On the radio, she had the following to say about the global warming:
- In science, there's almost never black and white. We don't know what next week's weather is going to be. To say in 50 or 100 years, the temperature is going to do this, is a bit of a stretch for me.
Because no successful and non-trivial enough predictions of the long-term weather patterns have been made so far, it is very reasonable to think that we are not capable to do so at this moment. Also, Ms Greene Raine realizes that things simply can't be as black and white as some people would like to paint them.
But you can guess what such an innocent statement means in the present world: "furor on campus" as Kamloops Daily News, the local daily, called it. "Professors" - even though your humble correspondent would use somewhat less flattering words - immediately demanded Ms. Greene Raine's ouster from the ceremonial post.

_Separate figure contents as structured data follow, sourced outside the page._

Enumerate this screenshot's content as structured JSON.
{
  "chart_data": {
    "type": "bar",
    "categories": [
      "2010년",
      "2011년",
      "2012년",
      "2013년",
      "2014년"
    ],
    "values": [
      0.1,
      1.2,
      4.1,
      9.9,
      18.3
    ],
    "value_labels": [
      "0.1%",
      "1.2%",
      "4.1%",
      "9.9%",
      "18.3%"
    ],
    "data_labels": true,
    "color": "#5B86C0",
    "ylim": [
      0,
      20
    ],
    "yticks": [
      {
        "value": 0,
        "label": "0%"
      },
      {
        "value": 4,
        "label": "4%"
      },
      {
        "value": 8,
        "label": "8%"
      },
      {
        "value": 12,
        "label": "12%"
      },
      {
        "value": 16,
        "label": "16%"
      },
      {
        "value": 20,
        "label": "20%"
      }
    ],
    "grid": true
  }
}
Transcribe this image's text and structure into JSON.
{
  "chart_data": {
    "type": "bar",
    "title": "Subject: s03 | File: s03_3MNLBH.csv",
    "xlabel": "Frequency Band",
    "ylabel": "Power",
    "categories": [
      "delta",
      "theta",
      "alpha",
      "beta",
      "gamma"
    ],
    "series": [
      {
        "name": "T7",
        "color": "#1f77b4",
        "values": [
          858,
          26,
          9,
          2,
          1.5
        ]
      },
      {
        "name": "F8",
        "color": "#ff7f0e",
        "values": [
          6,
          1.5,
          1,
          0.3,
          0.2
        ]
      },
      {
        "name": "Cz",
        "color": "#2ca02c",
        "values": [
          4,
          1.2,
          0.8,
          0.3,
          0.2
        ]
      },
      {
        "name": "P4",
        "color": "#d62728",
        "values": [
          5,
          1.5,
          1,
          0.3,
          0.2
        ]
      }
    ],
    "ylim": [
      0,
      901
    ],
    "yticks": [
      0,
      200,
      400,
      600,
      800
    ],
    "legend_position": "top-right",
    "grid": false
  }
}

Galileo Galilei's legal troubles resulted from his bold statements about the role of the Earth in the Universe, among other things. Larry Summers' troubles resulted from his guess that there could be cognitive differences between men and women. Ms Greene Raine's problems emerged after she said that things are not black and white and we should be more careful in making multi-decadal predictions if we can't do multi-week predictions.
Wall Street Journal thinks that her views are analogous to the views of Freeman Dyson and many others. But the message for Ms Greene Raine is clear: register the support for "good" environmentalists against "bad" skeptics, close your mouth, and submit to whatever prescription the Al Gores of the world prescribe for our salvation.